L’ultimo è l’Andersen. Forse il premio nazionale più importante per la letteratura per ragazzi.

«Sì, l’anno scorso come miglior scrittore, quest’anno come miglior libro a fumetti, con La compagnia dei soli. È un premio prestigioso, che mi ha concesso un onore indelebile e tante conferme. Ma prima ancora ho scoperto di essere apprezzata da persone che hanno la mia stima da sempre. Quando le incertezze tornano, mi dico che la devo piantare».

A che lettore pensi quando scrivi.

«Scrivo per essere letta, naturalmente. Scrivo per incontrare sguardi. Però mentre scrivo non penso al dopo. Come sarà accolto o non accolto il romanzo è una preoccupazione che non ho. L’incontro con il lettore è un mistero. Chi può dire quali strade farà il suo libro? Mi piacciono, certo, i lettori che non cadono nelle trappole di chi vuole piacere a tutti i costi. Il lettore bello è quello anarchico e libero. È anche quello più impegnativo, naturalmente.

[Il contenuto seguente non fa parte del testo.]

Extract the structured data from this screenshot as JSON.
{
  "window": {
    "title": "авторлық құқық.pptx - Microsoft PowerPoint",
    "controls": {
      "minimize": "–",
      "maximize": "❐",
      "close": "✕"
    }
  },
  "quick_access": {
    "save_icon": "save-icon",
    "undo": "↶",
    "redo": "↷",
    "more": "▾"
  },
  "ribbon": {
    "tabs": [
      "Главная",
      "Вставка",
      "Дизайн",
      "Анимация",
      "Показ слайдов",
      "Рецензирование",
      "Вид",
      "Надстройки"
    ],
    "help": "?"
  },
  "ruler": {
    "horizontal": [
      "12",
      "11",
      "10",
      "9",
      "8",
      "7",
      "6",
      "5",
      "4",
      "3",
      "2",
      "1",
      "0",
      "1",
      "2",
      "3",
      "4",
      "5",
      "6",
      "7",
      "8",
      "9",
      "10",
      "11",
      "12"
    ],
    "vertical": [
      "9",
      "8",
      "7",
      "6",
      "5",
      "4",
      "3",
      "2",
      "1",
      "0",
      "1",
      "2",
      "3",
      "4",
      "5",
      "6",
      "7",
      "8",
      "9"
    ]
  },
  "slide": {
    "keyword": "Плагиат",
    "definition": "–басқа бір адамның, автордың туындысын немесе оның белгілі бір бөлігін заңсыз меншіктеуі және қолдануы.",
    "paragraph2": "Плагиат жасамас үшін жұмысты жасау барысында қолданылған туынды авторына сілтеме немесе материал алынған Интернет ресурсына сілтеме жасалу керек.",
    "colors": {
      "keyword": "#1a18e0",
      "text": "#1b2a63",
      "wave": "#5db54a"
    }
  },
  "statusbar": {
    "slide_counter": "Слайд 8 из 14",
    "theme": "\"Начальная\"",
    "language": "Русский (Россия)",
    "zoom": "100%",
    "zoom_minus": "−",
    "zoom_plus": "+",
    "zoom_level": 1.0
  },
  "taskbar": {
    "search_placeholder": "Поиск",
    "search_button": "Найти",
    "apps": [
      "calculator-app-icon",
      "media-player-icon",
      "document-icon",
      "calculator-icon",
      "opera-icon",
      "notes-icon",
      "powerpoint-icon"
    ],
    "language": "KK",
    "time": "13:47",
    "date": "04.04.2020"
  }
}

Ma nessuno sogna cose facili».

Un sogno che proverai a realizzare.

«Non ubbidire a dettami che non sono i miei».

C’è un odore che ti riporta indietro nel tempo.

«Il profumo di glicine e di gelsi».

Un profumo dell’estate.

«Il profumo della malvarosa, quello che ti resta appiccicato sulle mani dopo aver toccato le foglie».

Un cibo dell’estate.

«Le albicocche piccole, hanno una dolcezza solo loro. Ma pure molto altro, non sono sobria con il cibo».

Mare, solo mare, la montagna sta bene dove sta.

«Mare a lungo e anche da sola, montagna per poco tempo e in compagnia accettabile».

La tua vacanza ideale?

«Un eremo vista mare e ogni tanto pochi amici scelti».

A fine agosto arriva un nuovo romanzo dal titolo La figlia maschio. Cosa ti aspetti?

«Spero solo di non deludere i lettori e chi ha fiducia in me. In questo caso rivedere il passato recente mi dà forza: i due anni di lavoro intenso, la passione, i dubbi, l’impegno per fare bene, i dialoghi con il mio editor sono il mio riferimento bello. Cerco di superare l’esame di coscienza e m«i faccio bastare la promozione».

E dopo?

«Scrivo e incontro soprattutto i ragazzi nelle scuole».

E dopo ancora?

«Scriverò. Nonostante i dubbi, non posso farne a meno».